The NRDs include the Upper, Middle and Lower in the Republican Basin and the Twin Platte in the Platte Basin.


Arbitration hearing

Fanning attended the recent hearing on the arbitration between Kansas and Nebraska over crediting on the N-CORPE project.

Nebraska has asked for 100 percent credit for each acre foot of water pumped from the project for compact compliance and water-short year planning.

Presently, water will flow in Harry Strunk Lake northwest of Cambridge.

As it now stands, any augmentation water pumped from the N-CORPE project will be credited at 54 percent towards compact compliance.

The arbitrator, Jeffrey C. Fereday, was the same one who heard a similar dispute between the two states on water credit for the Rock Creek augmentation project.

Nebraska received a favorable decision on that issue, but the final report has not yet been issued on Rock Creek.

Since both arbitrations are non-binding, Kansas can still pursue a direct action with the U.S. Supreme Court on the issues.
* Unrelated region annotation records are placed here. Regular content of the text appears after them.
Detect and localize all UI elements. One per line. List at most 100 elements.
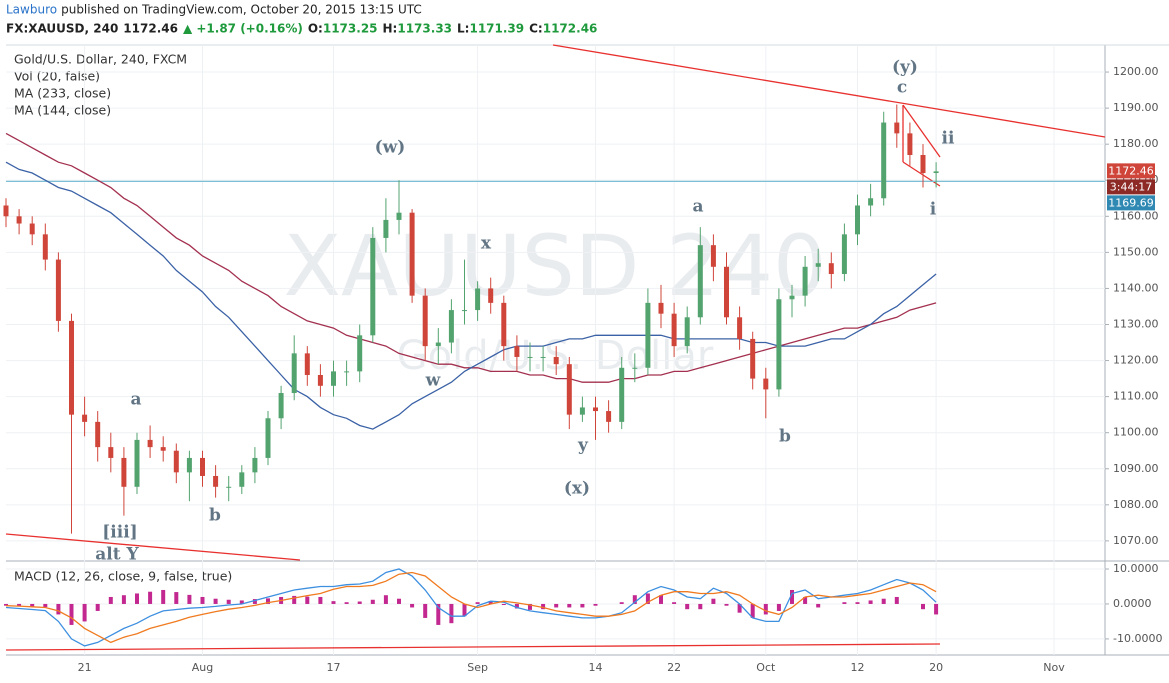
candle-body (200, 457, 205, 476)
countdown: 3:44:17 (1110, 180, 1152, 193)
candle-body (841, 234, 847, 275)
histogram-bar (855, 602, 860, 604)
histogram-bar (252, 599, 257, 604)
ohlc-value: 1172.46 (543, 22, 598, 36)
symbol-line: FX:XAUUSD, 240 1172.46 ▲ +1.87 (+0.16%) O: 1… (6, 22, 597, 36)
candle-body (815, 263, 821, 267)
histogram-bar (868, 600, 873, 604)
candle-body (579, 407, 585, 415)
y-tick-label: 1090.00 (1113, 462, 1159, 475)
last-price-label: 1172.46 (1108, 164, 1154, 177)
candle-body (763, 378, 769, 390)
histogram-bar (580, 603, 585, 608)
histogram-bar (645, 593, 650, 604)
candle-body (593, 407, 598, 412)
watermark: Gold/U.S. Dollar (397, 333, 714, 379)
candle-body (527, 356, 533, 358)
wave-label: y (577, 436, 589, 456)
candle-body (422, 295, 428, 347)
histogram-bar (881, 598, 886, 604)
histogram-bar (226, 599, 231, 604)
candle-body (173, 450, 179, 473)
x-tick-label: 14 (589, 661, 603, 674)
x-tick-label: 22 (667, 661, 681, 674)
histogram-bar (475, 602, 480, 604)
candle-body (370, 237, 376, 336)
histogram-bar (436, 603, 441, 625)
candle-body (448, 310, 454, 343)
histogram-bar (672, 602, 677, 604)
y-tick-label: 1100.00 (1113, 426, 1159, 439)
candle-body (868, 198, 874, 206)
histogram-bar (685, 603, 690, 610)
wave-label: a (692, 197, 703, 217)
candle-body (488, 288, 494, 303)
histogram-bar (554, 603, 559, 608)
histogram-bar (213, 598, 218, 604)
candle-body (684, 317, 690, 347)
histogram-bar (541, 603, 546, 610)
histogram-bar (161, 589, 166, 604)
histogram-bar (4, 603, 8, 606)
candle-body (462, 310, 467, 312)
histogram-bar (737, 603, 742, 613)
y-tick-label: 1070.00 (1113, 534, 1159, 547)
candle-body (475, 288, 481, 311)
price-line-label: 1169.69 (1108, 196, 1154, 209)
trendline (902, 161, 941, 187)
y-tick-label: 1140.00 (1113, 281, 1159, 294)
histogram-bar (803, 596, 808, 604)
histogram-bar (711, 598, 716, 604)
histogram-bar (148, 591, 153, 604)
candle-body (331, 371, 336, 386)
wave-label: i (930, 200, 937, 220)
candle-body (134, 439, 140, 487)
candle-body (658, 302, 664, 314)
x-tick-label: Sep (467, 661, 488, 674)
candle-body (697, 245, 703, 318)
wave-label: w (425, 371, 441, 391)
y-tick-label: 1130.00 (1113, 317, 1159, 330)
candle-body (645, 302, 651, 368)
histogram-bar (121, 595, 126, 604)
wave-label: (y) (892, 58, 918, 78)
wave-label: b (779, 427, 791, 447)
histogram-bar (934, 603, 939, 615)
watermark: XAUUSD 240 (283, 217, 826, 315)
x-tick-label: 17 (327, 661, 341, 674)
y-tick-label: 1160.00 (1113, 209, 1159, 222)
histogram-bar (69, 603, 74, 625)
candle-body (265, 418, 271, 458)
candle-body (933, 171, 939, 174)
candle-body (396, 212, 402, 220)
legend-entry: MA (233, close) (14, 86, 111, 101)
histogram-bar (410, 603, 415, 608)
histogram-bar (292, 595, 297, 604)
candle-body (29, 223, 35, 235)
price-line-box (1107, 195, 1155, 211)
histogram-bar (514, 603, 519, 609)
histogram-bar (632, 595, 637, 604)
candle-body (226, 486, 232, 488)
histogram-bar (894, 596, 899, 604)
histogram-bar (82, 603, 87, 622)
histogram-bar (528, 603, 532, 610)
candle-body (776, 299, 782, 390)
macd-line (5, 571, 937, 644)
histogram-bar (135, 593, 139, 604)
y-tick-label: 1180.00 (1113, 137, 1159, 150)
histogram-bar (370, 599, 375, 604)
histogram-bar (95, 603, 100, 611)
candle-body (160, 447, 166, 451)
author[interactable]: Lawburo (6, 3, 57, 17)
histogram-bar (659, 595, 663, 604)
candle-body (186, 457, 192, 473)
candle-body (828, 263, 834, 275)
trendline (5, 643, 941, 651)
ohlc-value: 1173.25 (323, 22, 378, 36)
wave-label: (x) (564, 479, 590, 499)
histogram-bar (30, 603, 35, 607)
candle-body (82, 414, 88, 422)
ohlc-label: O: (308, 22, 323, 36)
Fanning said it would be three to four months before Fereday makes any decisions on the N-CORPE arbitration.


Special hearing on LB 1074

Nate Jenkins, assistant manager, said the NRDs are keeping a close eye on legislative bills, especially LB 1074.

The Natural Resources Committee held a special hearing Tuesday on a new amendment tacked on to the bill.

Jenkins, testifying on behalf of the URNRD, was among 17 people who testified in opposition to the bill as amended.

Eight people testified in favor while six testified on a neutral basis, including Sen. Mark Christensen. In his absence due to a family death, Christensen’s testimony was read into the record by his legislative aide, Dan Wiles.

Christensen said his district is a loser either way if the bill passes.

If passed, he said it would harm the economy of the Upper Republican and likely force the shutdown of wells.

If it doesn’t pass, it hurts surface water users on the east end of his district who have their water taken by the state for compliance purposes without any compensation.

One irrigator in that region said he calculated the loss from losing his surface water last year at more than $130,000.

Sen. Steve Lathrop of Omaha introduced the bill and it’s current amendment. He said if the senators on the committee acknowledge there is a problem with sustainability and aquifer declines, then the bill should be advanced.

Lathrop said the fact that the state has to pay Kansas $5.5 million for non-compliance serves as proof that the current NRD system for managing water in the basin is not working.

Other controls are needed, which is why he brought the bill, he said. Since he couldn’t pass legislation dealing with a specific river basin, impliedly the Republican Basin, the legislation includes all river basins in the state.

The Natural Resources Committee will consider the testimony and vote on whether to advance the bill to the floor.